Is it possible in Tcl/Tk to determine which element of a scrollbar was under the mouse for a ButtonPress event, such as arrow1 or slider?

Also, is it possible to bind an event to a particular element of a scrollbar, such as v_scroll.arrow1?

I realize that scrollbars have built in events for scrolling but was experimenting to determine how events work overall and information provided about them.

Is it possible to determine which widget or widget element upon which any mouse event took place, such as binding to a parent window and querying upon which child an event was initiated?

It appears that Python has event.widget but I'm not using Python but Tcl.

I've been reading the Dr.
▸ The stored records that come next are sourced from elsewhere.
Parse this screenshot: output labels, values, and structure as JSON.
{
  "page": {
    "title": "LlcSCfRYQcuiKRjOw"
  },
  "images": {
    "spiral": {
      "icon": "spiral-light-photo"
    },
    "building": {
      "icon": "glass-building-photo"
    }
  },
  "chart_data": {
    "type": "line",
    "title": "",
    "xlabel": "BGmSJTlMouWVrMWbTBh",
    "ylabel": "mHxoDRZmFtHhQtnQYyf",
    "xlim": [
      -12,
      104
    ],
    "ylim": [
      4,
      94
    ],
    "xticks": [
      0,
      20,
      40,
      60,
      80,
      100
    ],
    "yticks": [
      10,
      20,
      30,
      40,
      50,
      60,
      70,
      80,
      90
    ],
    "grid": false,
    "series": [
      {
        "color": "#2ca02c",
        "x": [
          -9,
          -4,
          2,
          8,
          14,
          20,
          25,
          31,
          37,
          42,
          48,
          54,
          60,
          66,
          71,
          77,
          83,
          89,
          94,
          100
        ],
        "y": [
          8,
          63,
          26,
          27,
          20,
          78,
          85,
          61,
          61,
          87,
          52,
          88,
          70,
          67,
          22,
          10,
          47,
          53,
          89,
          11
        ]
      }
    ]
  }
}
Ousterhout book and the documentation but, unfortunately, haven't been able to find it.

I can bind to the scrollbar, of course, and determine which mouse button was pressed but not which element of the scrollbar was under the mouse at that time. Using winfo returns the scrollbar .v_scroll only and not the element under the mouse.

Thank you.

ttk::scrollbar .v_scroll -orient vertical -command ".canvas yview"
bind .v_scroll <ButtonPress> { puts "Pressed button %b at [winfo containing %X %Y]" }

Upvotes: 0

Views: 239

Answers (1)

Donal Fellows
Donal Fellows

Reputation: 137627

Is it possible in Tcl/Tk to determine which element of a scrollbar was under the mouse for a ButtonPress event, such as arrow1 or slider?
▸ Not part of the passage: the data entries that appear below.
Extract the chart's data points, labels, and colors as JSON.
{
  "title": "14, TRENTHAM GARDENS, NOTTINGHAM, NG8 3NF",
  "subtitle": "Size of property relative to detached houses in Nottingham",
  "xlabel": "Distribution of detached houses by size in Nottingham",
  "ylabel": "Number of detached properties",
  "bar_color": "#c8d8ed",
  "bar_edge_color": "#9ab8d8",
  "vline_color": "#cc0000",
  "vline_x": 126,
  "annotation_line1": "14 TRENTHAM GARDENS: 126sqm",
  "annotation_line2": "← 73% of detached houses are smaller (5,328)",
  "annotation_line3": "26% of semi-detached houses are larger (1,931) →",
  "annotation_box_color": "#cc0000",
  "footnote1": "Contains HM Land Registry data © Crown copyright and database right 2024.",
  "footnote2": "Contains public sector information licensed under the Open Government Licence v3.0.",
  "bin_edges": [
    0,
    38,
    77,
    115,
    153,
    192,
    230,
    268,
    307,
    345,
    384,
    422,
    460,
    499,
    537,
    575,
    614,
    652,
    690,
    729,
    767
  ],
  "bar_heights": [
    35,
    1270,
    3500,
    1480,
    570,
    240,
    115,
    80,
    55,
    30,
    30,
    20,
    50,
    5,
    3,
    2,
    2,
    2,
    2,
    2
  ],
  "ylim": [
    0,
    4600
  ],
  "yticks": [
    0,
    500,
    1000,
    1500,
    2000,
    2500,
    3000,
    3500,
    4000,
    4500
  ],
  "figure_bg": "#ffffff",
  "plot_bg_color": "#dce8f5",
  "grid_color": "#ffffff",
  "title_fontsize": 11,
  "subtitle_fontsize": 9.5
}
That's exactly what the scrollbar's identify method does:

set what [$scrollbar identify $x $y]

Also, is it possible to bind an event to a particular element of a scrollbar, such as v_scroll.arrow1?

No. Indeed, it's not usually a good idea to bind anything to scrollbars yourself; the class bindings do what you need and are best left alone. Bindings on the widget(s) that the scrollbar scrolls are better.

Is it possible to determine which widget or widget element upon which any mouse event took place, such as binding to a parent window and querying upon which child an event was initiated?

Yes. Events have a %W substitution that is the widget that is their target (NB: only canvas and text widgets really allow sub-widget bindings) and are typically delivered to both the widget and its toplevel (mostly useful for key accelerators). You can tell additional widgets to be targets for events delivered to a widget by adjusting the delivery widget's bindtags to list additional targets, but you should be careful as that can be very confusing if a widget isn't prepared for it. (In my experience, only toplevels, frames and canvases are good targets, mostly because they've got very few default bindings of their own via class bindings.) Lots of applications never use bindtags at all, and many more don't put extra widgets in the binding tags; it's intensely subtle. Sometimes, generating a virtual event instead is a neater way forward, but whether that's true for you depends a lot on both the bigger picture and the details of what you're trying to do.

You can also use winfo containing within an event binding to discover what widget is under a particular global coordinate (%X %Y, not %x %y). You don't normally do that, except when you really need it; it's vital if you're doing drag-and-drop (as user interaction events during a mouse button press are always delivered to the widget where the mouse press started). It's possible to modify this with grabs, but grabs are a great way to break your application (or even your login session if you're using global grabs!) so extreme care is needed.

Widget sub-component identification is always a matter for the widget to decide. It's conventionally a matter for the identify method of the widget, but that's only convention; canvases and text widgets use different mechanisms. And not all widgets even have sub-components; classic buttons don't, for example (but ttk::buttons do). Typically, such identification is used by binding scripts to decide what to do next, and isn't used anywhere else.

In summary, event management is complicated. Virtually all of the complication is necessary in some cases, and there's a lot going on behind the curtain.